Examples of using "녀석들은" in a sentence and their turkish translations:
Yüksek gelgit, resifi aşmalarına yardımcı olur.
Teknelerin sesini duymuşlar.
Diğer türler sadece yanıp söner. Bunlar ise bir dakikaya kadar hiç durmadan parlayabilirler.
...bunlar hâlâ ortalıkta geziniyor.
Işığa duyarlılık uğruna renkli görmeyi feda etmişlerdir.
Vahşi doğmuş, acımasız hayvanlar fakat güzel ve müstesna yırtıcılar.
Şöyle ki bu ufaklıklar istediklerinde çok hızlı olabiliyorlar.
Buraya ulaşmak için her yıl binlerce kilometre katediyorlar.

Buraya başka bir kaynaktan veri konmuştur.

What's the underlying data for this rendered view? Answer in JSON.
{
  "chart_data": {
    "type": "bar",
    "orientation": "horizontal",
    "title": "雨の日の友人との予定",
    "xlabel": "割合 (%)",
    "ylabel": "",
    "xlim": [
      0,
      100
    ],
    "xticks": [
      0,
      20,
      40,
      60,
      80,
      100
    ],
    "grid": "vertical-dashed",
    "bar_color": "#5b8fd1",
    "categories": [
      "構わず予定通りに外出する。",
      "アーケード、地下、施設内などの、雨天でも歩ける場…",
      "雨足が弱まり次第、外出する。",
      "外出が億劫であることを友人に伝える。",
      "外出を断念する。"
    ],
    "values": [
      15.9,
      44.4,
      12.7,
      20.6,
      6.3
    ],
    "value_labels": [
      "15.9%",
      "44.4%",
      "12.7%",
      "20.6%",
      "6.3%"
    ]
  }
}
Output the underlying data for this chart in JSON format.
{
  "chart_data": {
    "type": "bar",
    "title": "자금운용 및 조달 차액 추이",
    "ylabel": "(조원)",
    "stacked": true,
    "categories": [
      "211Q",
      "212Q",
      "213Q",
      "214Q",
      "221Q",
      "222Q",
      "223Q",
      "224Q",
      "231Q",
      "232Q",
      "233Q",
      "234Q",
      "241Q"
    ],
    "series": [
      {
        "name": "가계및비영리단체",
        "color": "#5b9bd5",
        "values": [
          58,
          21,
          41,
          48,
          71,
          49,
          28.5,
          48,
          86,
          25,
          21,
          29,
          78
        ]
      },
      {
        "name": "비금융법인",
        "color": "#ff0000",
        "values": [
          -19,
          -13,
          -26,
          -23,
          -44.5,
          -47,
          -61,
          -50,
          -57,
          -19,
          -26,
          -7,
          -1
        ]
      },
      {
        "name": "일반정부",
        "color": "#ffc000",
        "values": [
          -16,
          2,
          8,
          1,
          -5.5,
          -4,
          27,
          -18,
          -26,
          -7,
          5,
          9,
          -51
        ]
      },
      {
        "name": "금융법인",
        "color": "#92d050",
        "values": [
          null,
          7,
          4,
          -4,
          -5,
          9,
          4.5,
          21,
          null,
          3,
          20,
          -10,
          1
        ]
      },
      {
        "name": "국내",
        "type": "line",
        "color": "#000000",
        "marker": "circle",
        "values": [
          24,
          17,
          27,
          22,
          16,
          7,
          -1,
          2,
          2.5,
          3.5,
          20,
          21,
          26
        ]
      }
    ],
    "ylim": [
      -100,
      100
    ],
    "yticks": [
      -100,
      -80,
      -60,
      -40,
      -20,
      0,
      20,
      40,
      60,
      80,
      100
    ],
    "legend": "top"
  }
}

Biyolüminansı çok net görebilirler.
Ama kafaları karışmış ve sürüden ayrı düşmüş olduklarından kolay av oluyorlar.
Işıklarını kapatıyorlar. Rakiplerden biraz mahremiyet sağlıyor bu.
Körfezin ucundaki balıklara erişmek için... ...derin bir kanal geçmeleri gerek.
Küçükler susamaya başladı. Yenidoğan bitap düşmüş durumda.